Truth ready for instant use

The First and Second Commandments admit only perfect God, and man filled with spiritual images of love. That's why they can heal all our diseases and strengthen all our weaknesses.

Yes, there's no condition, weak or violent, moral or physical, which can't be healed by a spiritual understanding of the Ten Commandments. And how comforting to realize that the strength to obey each of the Ten Commandments is symbolized by those ten pieces of silver always in your house. God put them there, polished and bright, ready for instant use.

So, it's absolutely true — the spirituality which gives your morality dominion over materiality is your eternal birthright.

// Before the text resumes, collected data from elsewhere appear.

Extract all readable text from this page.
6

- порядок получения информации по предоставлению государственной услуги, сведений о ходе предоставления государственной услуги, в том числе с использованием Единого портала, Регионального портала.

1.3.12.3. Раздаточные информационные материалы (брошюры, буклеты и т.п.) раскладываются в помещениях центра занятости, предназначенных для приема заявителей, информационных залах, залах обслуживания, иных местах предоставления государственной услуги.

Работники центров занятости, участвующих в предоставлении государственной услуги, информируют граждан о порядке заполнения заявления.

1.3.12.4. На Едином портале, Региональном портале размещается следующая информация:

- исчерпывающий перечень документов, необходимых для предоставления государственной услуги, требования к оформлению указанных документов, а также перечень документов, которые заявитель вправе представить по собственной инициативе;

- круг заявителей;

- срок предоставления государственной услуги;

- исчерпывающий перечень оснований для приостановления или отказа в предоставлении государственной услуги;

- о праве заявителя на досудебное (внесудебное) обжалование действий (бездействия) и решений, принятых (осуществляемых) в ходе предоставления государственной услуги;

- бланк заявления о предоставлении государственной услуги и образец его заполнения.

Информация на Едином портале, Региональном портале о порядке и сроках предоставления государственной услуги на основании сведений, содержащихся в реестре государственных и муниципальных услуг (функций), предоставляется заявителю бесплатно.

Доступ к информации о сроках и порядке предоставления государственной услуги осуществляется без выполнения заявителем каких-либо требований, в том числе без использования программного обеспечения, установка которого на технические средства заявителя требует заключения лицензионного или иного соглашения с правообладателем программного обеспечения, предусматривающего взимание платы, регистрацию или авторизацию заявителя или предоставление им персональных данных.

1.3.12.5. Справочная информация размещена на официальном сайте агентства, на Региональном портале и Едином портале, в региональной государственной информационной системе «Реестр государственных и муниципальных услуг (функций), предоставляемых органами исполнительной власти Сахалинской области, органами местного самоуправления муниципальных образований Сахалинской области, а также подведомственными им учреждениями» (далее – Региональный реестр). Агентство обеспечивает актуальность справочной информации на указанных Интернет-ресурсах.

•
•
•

And so, as I think of mankind today, so precious, so promising, I always feel fresh hope for it, despite all its moral problems when I remember this wonderful prophecy in Science and Health, "The thunder of Sinai and the Sermon on the Mount are pursuing and will overtake the ages, rebuking in their course all error and proclaiming the kingdom of heaven on earth" (p. 174:17-20). Meanwhile, just look at the strength provided for each of you by the Christ, and the love which supports it: "Behold, I give unto you power to tread on serpents and scorpions, and over all the power of the enemy: and nothing shall by any means hurt you" (Luke 10:19).